One day ahead of the all-important Nonfarm Payrolls report for May, the focus is on speeches from Federal Reserve officials, overseas policy, and Treasury auctions.
The weekly Jobless Claims report for the final week of May is expected to show 620,000 new filings for unemployment benefits. It’s safe to say an outlier figure will be considered a blip due to the four-day week from Memorial Day. Continuing Claims have have been setting record highs one week after the next and this report is unlikely to be an exception.
The only other data coming out are some revisions to the Q1 Productivity and Costs report. The consensus looks for nonfarm productivity to rise 1.2% and unit labor costs to rise 2.8%.
Three central bank officials give their assessment of the where the economy is heading today. At 7:50, Cleveland Fed President Sandra Pianalto speaks to INVESTKentucky, followed by a Q&A. Ten minutes later, New York Fed President William Dudley speaks to the SIFMA conference in New York.
At 8:45, Chairman Ben Bernanke gives opening remarks to a central bank conference on financial markets and monetary policy. It’s unlikely Bernanke will expand on yesterday’s dour speech, but markets will be watching for anything new. A Q&A session isn’t expected.
Markets will also be busy watching for earnings announcements from chain stores all day long.
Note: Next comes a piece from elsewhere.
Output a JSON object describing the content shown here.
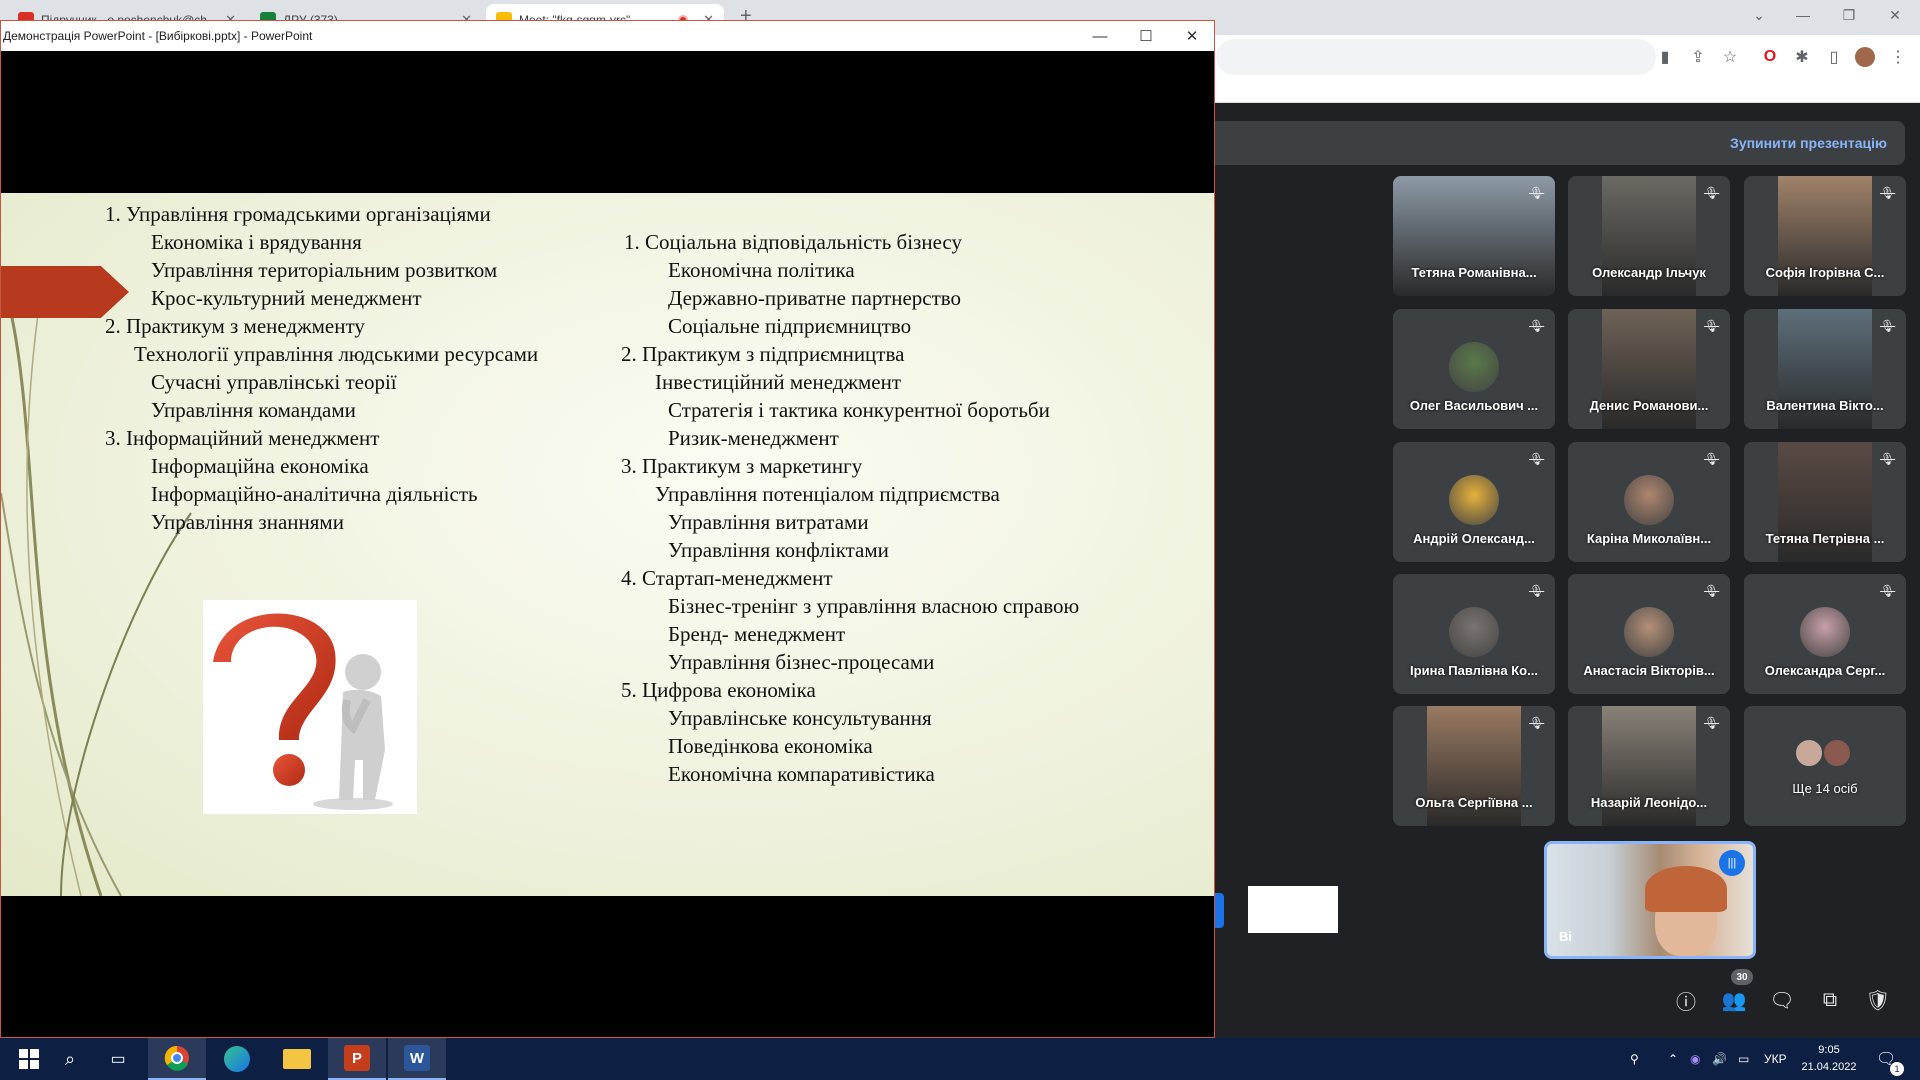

At 9 am Treasury holds an auction for 30-year bonds; at 11 am 3-month, 6-month, and 3-year notes will be auctioned off.
In a good follow up to Bernanke’s speech yesterday, the New York Times offers an article on why it’s troublesome that longer-term interest rates are rising: Rising Interest on Nations' Debts May Sap World Growth
Outside the U.S., policy announcements are expected from the Bank of Canada, the Bank of England, and the European Central Bank.